Escherichia coli and Enterococcus faecalis have been implicated as important players in human gut health that have been associated with the onset of inflammatory bowel disease (IBD). Bacteriophage (phage) therapy has been used for decades to target pathogens as an alternative to antibiotics, but the ability of phage to shape complex bacterial consortia in the lower gastrointestinal tract is not clearly understood. We administered a cocktail of six phages (either viable or heat-inactivated) targeting pro-inflammatory Escherichia coli LF82 and Enterococcus faecalis OG1RF as members of a defined community in both a continuous fermenter and a murine colitis model. The two target strains were members of a six species simplified human microbiome consortium (SIHUMI-6). In a 72-h continuous fermentation, the phage cocktail caused a 1.1 and 1.5 log (log10 genome copies/mL) reduction in E. faecalis and E. coli numbers, respectively. This interaction was accompanied by changes in the numbers of other SIHUMI-6 members, with an increase of Lactiplantibacillus plantarum (1.7 log) and Faecalibacterium prausnitzii (1.8 log). However, in germ-free mice colonized by the same bacterial consortium, the same phage cocktail administered twice a week over nine weeks did not cause a significant reduction of the target strains. Mice treated with active or inactive phage had similar levels of pro-inflammatory cytokines (IFN-y/IL12p40) in unstimulated colorectal colonic strip cultures. However, histology scores of the murine lower GIT (cecum and distal colon) were lower in the viable phage-treated mice, suggesting that the phage cocktail did influence the functionality of the SIHUMI-6 consortium. For this study, we conclude that the observed potential of phages to reduce host populations in in vitro models did not translate to a similar outcome in an in vivo setting, with this effect likely brought about by the reduction of phage numbers during transit of the mouse GIT.

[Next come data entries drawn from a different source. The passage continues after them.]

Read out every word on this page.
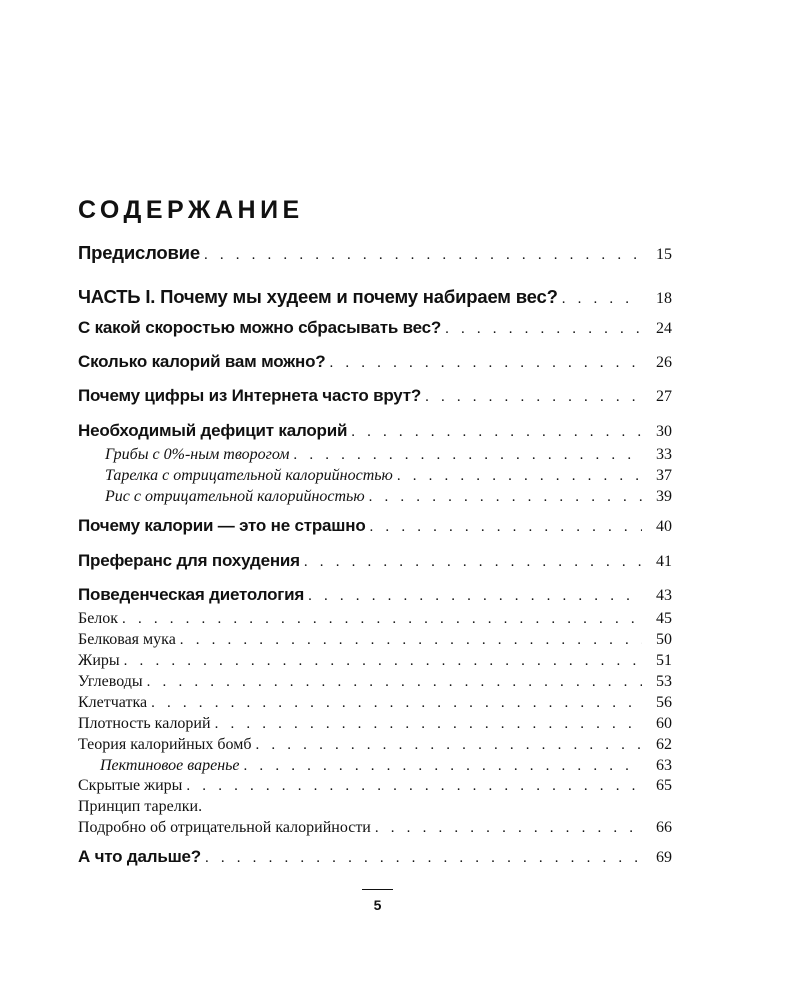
СОДЕРЖАНИЕ
Предисловие . . .	15
ЧАСТЬ I. Почему мы худеем и почему набираем вес? . . .	18
С какой скоростью можно сбрасывать вес? . . .	24
Сколько калорий вам можно? . . .	26
Почему цифры из Интернета часто врут? . . .	27
Необходимый дефицит калорий . . .	30
Грибы с 0%-ным творогом . . .	33
Тарелка с отрицательной калорийностью . . .	37
Рис с отрицательной калорийностью . . .	39
Почему калории — это не страшно . . .	40
Преферанс для похудения . . .	41
Поведенческая диетология . . .	43
Белок . . .	45
Белковая мука . . .	50
Жиры . . .	51
Углеводы . . .	53
Клетчатка . . .	56
Плотность калорий . . .	60
Теория калорийных бомб . . .	62
Пектиновое варенье . . .	63
Скрытые жиры . . .	65
Принцип тарелки.
Подробно об отрицательной калорийности . . .	66
А что дальше? . . .	69
5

大肠杆菌（Escherichia coli）与粪肠球菌（Enterococcus faecalis）被证实为影响人类肠道健康的关键菌群，且与炎症性肠病（IBD）的发病相关。噬菌体（Bacteriophage，简称phage）疗法作为抗生素的替代方案，已被用于靶向病原体数十年，但噬菌体塑造下胃肠道复杂细菌群落的机制仍未明确。本研究针对促炎性大肠杆菌LF82与粪肠球菌OG1RF，配制了包含六种噬菌体的混合制剂（分为活性组与热灭活组），并将其作用于由两种目标菌组成的限定菌群，分别在连续发酵罐与小鼠结肠炎模型中开展实验。这两种目标菌均属于六物种简化人类微生物组联合体（SIHUMI-6）。在72小时的连续发酵实验中，噬菌体混合制剂分别使粪肠球菌与大肠杆菌的数量降低了1.1与1.5 log₁₀基因组拷贝/毫升。该菌群互作伴随SIHUMI-6其他成员的丰度变化：植物乳杆菌（Lactiplantibacillus plantarum）与普拉梭菌（Faecalibacterium prausnitzii）的丰度分别提升了1.7 log与1.8 log。然而，在定植了相同细菌联合体的无菌小鼠中，每周两次、持续九周施用相同的噬菌体混合制剂，并未显著降低目标菌株的数量。经活性或灭活噬菌体处理的小鼠，其未受刺激的结直肠组织培养物中促炎细胞因子（IFN-γ/IL12p40）水平无明显差异。但活性噬菌体处理组小鼠的下胃肠道（盲肠与远端结肠）组织学评分更低，提示噬菌体混合制剂确实能够影响SIHUMI-6联合体的功能。综上，本研究得出结论：体外模型中观察到的噬菌体降低宿主菌群丰度的潜力，并未在体内环境中重现，该现象可能源于噬菌体在小鼠胃肠道转运过程中数量减少所致。